If this pandemic-branded social prison has done anything, it’s sharpened our lust and longing for FULL BODY CONTACT. We’re all walking the streets in our government-approved hour/s of exercise with nerve endings flapping wildly outside of our skins, hyper sensitive to the slightest change in wind direction or a fleeting glance from a masked random in the organic grocer. How else to explain the success of a show like Sex/Life?

If this pandemic-branded social prison has done anything, it’s sharpened our lust and longing for FULL BODY CONTACT

Yet despite these needy times, neither of you made a move when the opportunity was there. Even friendships with benefits have been sparked with much less kindling than this. Let’s unpack these past events and I’ll detail what coulda/shoulda/woulda gone down were there the teeniest flint of chemistry.

1. The Picnic

Like them or not (👋), a picnic is a definite vibe. And that vibe is about eating al fresco in a semi-reclined position that, within no time at all, seems to effortlessly but efficiently slide into a horizontal one. There is the tender lip graze that leads to relentless pashing. There are legs entwined like a Manhattan street pretzel. There is that delicious, denim-on-denim friction and a rise in body temp and natural radiance while park life innocently buzzes around you. To my mind, this is the only kind of picnic worth having. I don’t believe this was your picnic.

2. Dinner Chez Andrew

Um…What? EVERYONE knows that an invite to his/her/their home for dinner is the gateway to sex. It’s about delicious, drawn-out flirting as he stirs the arrabiatta in the box-fresh Le Creuset he panic-bought while you perch on the Caesar Stone kitchen island, clutch a glass of perfect Pinot, and quietly wonder what his bed linen is like. In fact, dinner may not be consumed at all, for dinner is not what’s really on the menu. You should be the menu.

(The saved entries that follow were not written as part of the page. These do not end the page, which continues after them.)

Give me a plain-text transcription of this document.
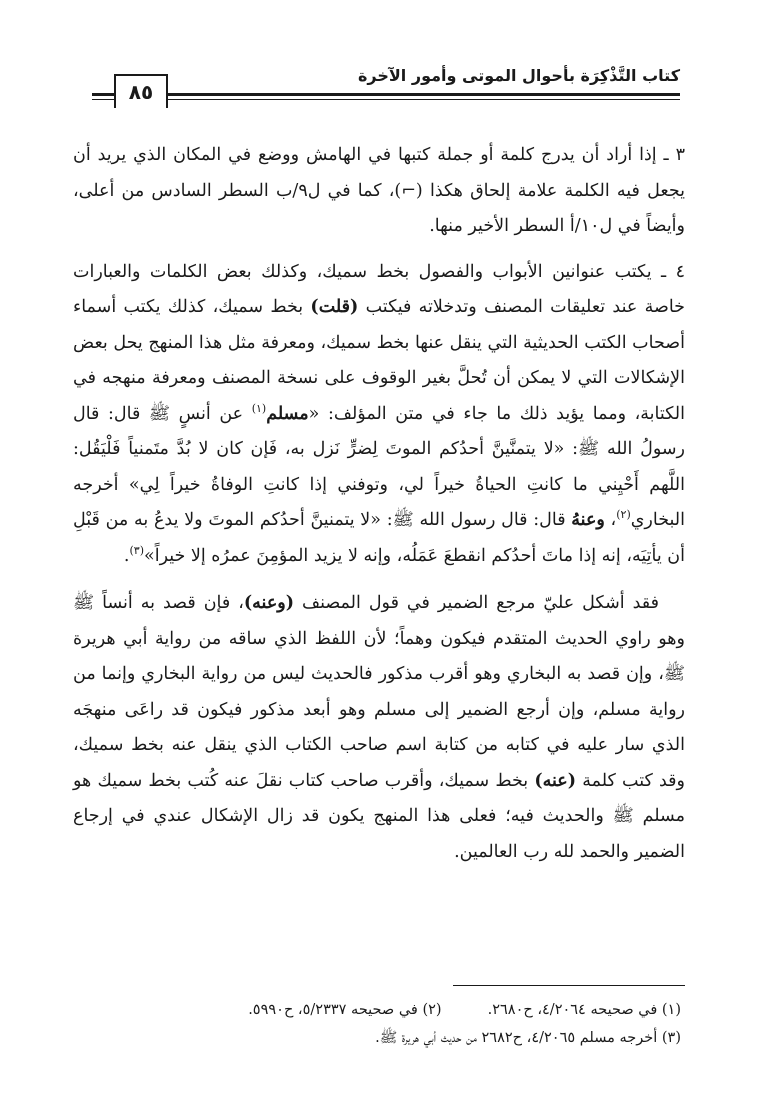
كتاب التَّذْكِرَة بأحوال الموتى وأمور الآخرة
٨٥

٣ ـ إذا أراد أن يدرج كلمة أو جملة كتبها في الهامش ووضع في المكان الذي يريد أن يجعل فيه الكلمة علامة إلحاق هكذا (⌐)، كما في ل٩/ب السطر السادس من أعلى، وأيضاً في ل١٠/أ السطر الأخير منها.

٤ ـ يكتب عنوانين الأبواب والفصول بخط سميك، وكذلك بعض الكلمات والعبارات خاصة عند تعليقات المصنف وتدخلاته فيكتب (قلت) بخط سميك، كذلك يكتب أسماء أصحاب الكتب الحديثية التي ينقل عنها بخط سميك، ومعرفة مثل هذا المنهج يحل بعض الإشكالات التي لا يمكن أن تُحلَّ بغير الوقوف على نسخة المصنف ومعرفة منهجه في الكتابة، ومما يؤيد ذلك ما جاء في متن المؤلف: «مسلم$^{(١)}$ عن أنسٍ ﷺ قال: قال رسولُ الله ﷺ: «لا يتمنَّينَّ أحدُكم الموتَ لِضرٍّ نَزل به، فَإن كان لا بُدَّ متَمنياً فَلْيَقُل: اللَّهم أَحْيِني ما كانتِ الحياةُ خيراً لي، وتوفني إذا كانتِ الوفاةُ خيراً لِي» أخرجه البخاري$^{(٢)}$، وعنهُ قال: قال رسول الله ﷺ: «لا يتمنينَّ أحدُكم الموتَ ولا يدعُ به من قَبْلِ أن يأتِيَه، إنه إذا ماتَ أحدُكم انقطعَ عَمَلُه، وإنه لا يزيد المؤمِنَ عمرُه إلا خيراً»$^{(٣)}$.

فقد أشكل عليّ مرجع الضمير في قول المصنف (وعنه)، فإن قصد به أنساً ﷺ وهو راوي الحديث المتقدم فيكون وهماً؛ لأن اللفظ الذي ساقه من رواية أبي هريرة ﷺ، وإن قصد به البخاري وهو أقرب مذكور فالحديث ليس من رواية البخاري وإنما من رواية مسلم، وإن أرجع الضمير إلى مسلم وهو أبعد مذكور فيكون قد راعَى منهجَه الذي سار عليه في كتابه من كتابة اسم صاحب الكتاب الذي ينقل عنه بخط سميك، وقد كتب كلمة (عنه) بخط سميك، وأقرب صاحب كتاب نقلَ عنه كُتب بخط سميك هو مسلم ﷺ والحديث فيه؛ فعلى هذا المنهج يكون قد زال الإشكال عندي في إرجاع الضمير والحمد لله رب العالمين.

(١) في صحيحه ٤/٢٠٦٤، ح٢٦٨٠.(٢) في صحيحه ٥/٢٣٣٧، ح٥٩٩٠.
(٣) أخرجه مسلم ٤/٢٠٦٥، ح٢٦٨٢ من حديث أبي هريرة ﷺ.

Lady, I can’t fathom how this had progressed to date 6/7 with little-to-nothing to report and yet still he continues to seek you out. Confusing, for sure. Perhaps there is low-grade lockdown depression at play for both of you which could explain the (temporary) lack of game. Or maybe, just maybe, all his mates are coupled-up and he's simply looking to flex the government-endorsed singles bubble and wants you as a dependable mate with whom he can legally binge Suits eps and a Gelato Messina combo tub. And that’s fine. But like I always say, let’s not bend ourselves out of shape trying to get into His head. This is about You, always.

What I do know: you haven’t lost anything. Old mate Andrew provided some light, albeit non-physical relief from being alone 23/7 through your city’s most trying of times. No need for any 'you’re-great-but' convos - or running. No one has made a move that the other needs to politely reject, we’re past that point. Remember you said you enjoyed his company and felt like you could speak to him about anything? That is the foundation of friendship to me but perhaps you don’t want any more friends? Were I you, I would simply file him under ‘Friend’, keep him in your back catalogue should you want or need a no-pressure plus one, and be thankful for that because: good, platonic male friendships can be very hard to find.

P.S. Goes without saying that you can and should do all of the aforementioned while continuing to swipe right and seek full body contact elsewhere.